Now that it’s getting cooler, it’s time to take out the slow cooker. For my first slow cooker meal of the season, I made chicken tortilla soup. This was my first time making it, but it’s been on my “to-make” list for a while because I love ordering it when I’m out. I love slow cooker recipes, because they are usually fairly straight forward and once you pop all the ingredients in you can leave it for hours (for the most part) while you do other things.
The recipe I used was from All Recipes. For the most part, I stuck with the original recipe, but did make a few little changes.
I bought a rotisserie chicken at the supermarket, but since I also wanted to make chicken sandwiches to go with the soup, I didn’t want to use up all the meat. So to supplement this fresh chicken in the soup, I used frozen chicken breasts.
First, I cut up the roast chicken and weighed it to get a rough idea of how much I was putting in/taking out for sandwiches.
Next, I put all the ingredients into the slow cooker, except for the cooked chicken. I decided to put the frozen chicken in first and didn’t add in the fresh chicken until much later on. I also substituted the water for more chicken broth to keep the soup sweet instead of watered down.

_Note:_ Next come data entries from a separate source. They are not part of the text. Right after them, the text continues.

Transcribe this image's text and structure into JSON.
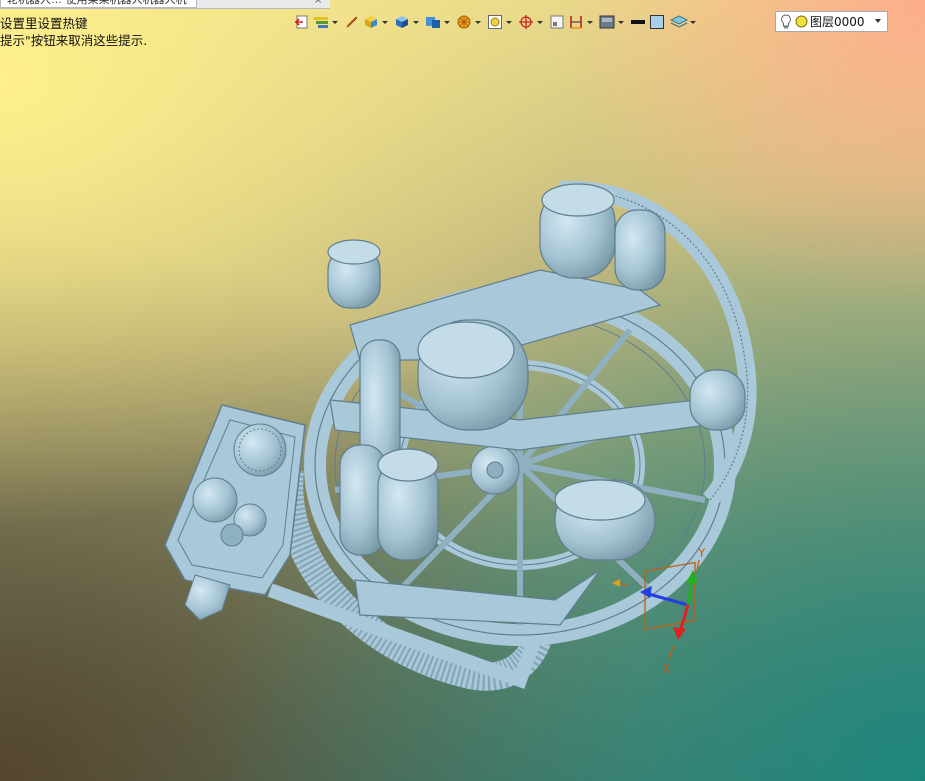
{
  "window": {
    "tab_title": "轮机器人…“使用某某机器人机器人机”",
    "tab_close": "×"
  },
  "hints": {
    "line1": "设置里设置热键",
    "line2": "提示\"按钮来取消这些提示."
  },
  "toolbar": {
    "items": [
      {
        "name": "exit-sketch-icon"
      },
      {
        "name": "feature-stack-icon",
        "dropdown": true
      },
      {
        "name": "pencil-icon"
      },
      {
        "name": "box-shaded-icon",
        "dropdown": true
      },
      {
        "name": "cube-blue-icon",
        "dropdown": true
      },
      {
        "name": "cube-view-icon",
        "dropdown": true
      },
      {
        "name": "render-mode-icon",
        "dropdown": true
      },
      {
        "name": "zoom-fit-icon",
        "dropdown": true
      },
      {
        "name": "snap-target-icon",
        "dropdown": true
      },
      {
        "name": "blank-page-icon"
      },
      {
        "name": "section-plane-icon",
        "dropdown": true
      },
      {
        "name": "background-icon",
        "dropdown": true
      },
      {
        "name": "line-color-icon"
      },
      {
        "name": "face-color-icon"
      },
      {
        "name": "layers-icon",
        "dropdown": true
      }
    ]
  },
  "layer_select": {
    "value": "图层0000",
    "icon_bulb": "lightbulb-icon",
    "icon_dot": "layer-color-icon"
  },
  "triad": {
    "y_label": "Y",
    "x_label": "X",
    "colors": {
      "x": "#e02020",
      "y": "#20b020",
      "z": "#2040e0",
      "box": "#c06010"
    }
  },
  "model": {
    "color": "#a9c8d9",
    "edge": "#5f7e8e"
  }
}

About, 15 minutes before the soup was finished cooking, I began making the tortilla strips. I used flour tortillas instead of corn. First, I brushed the tortillas with oil and then cut them into strips for baking. I left them in the oven for a tad too long so they came out a little browner than I wanted, but luckily they didn’t burn, so all was not lost.
The soup was finally done and made for a delicious, warm and cozy Sunday evening meal! The soup had a hint of heat/spice and I could’ve gone for a little more spiciness, but I think it came out good regardless. It’s definitely going to be a nice meal to go back to when winter hits and I want a hot and filling meal!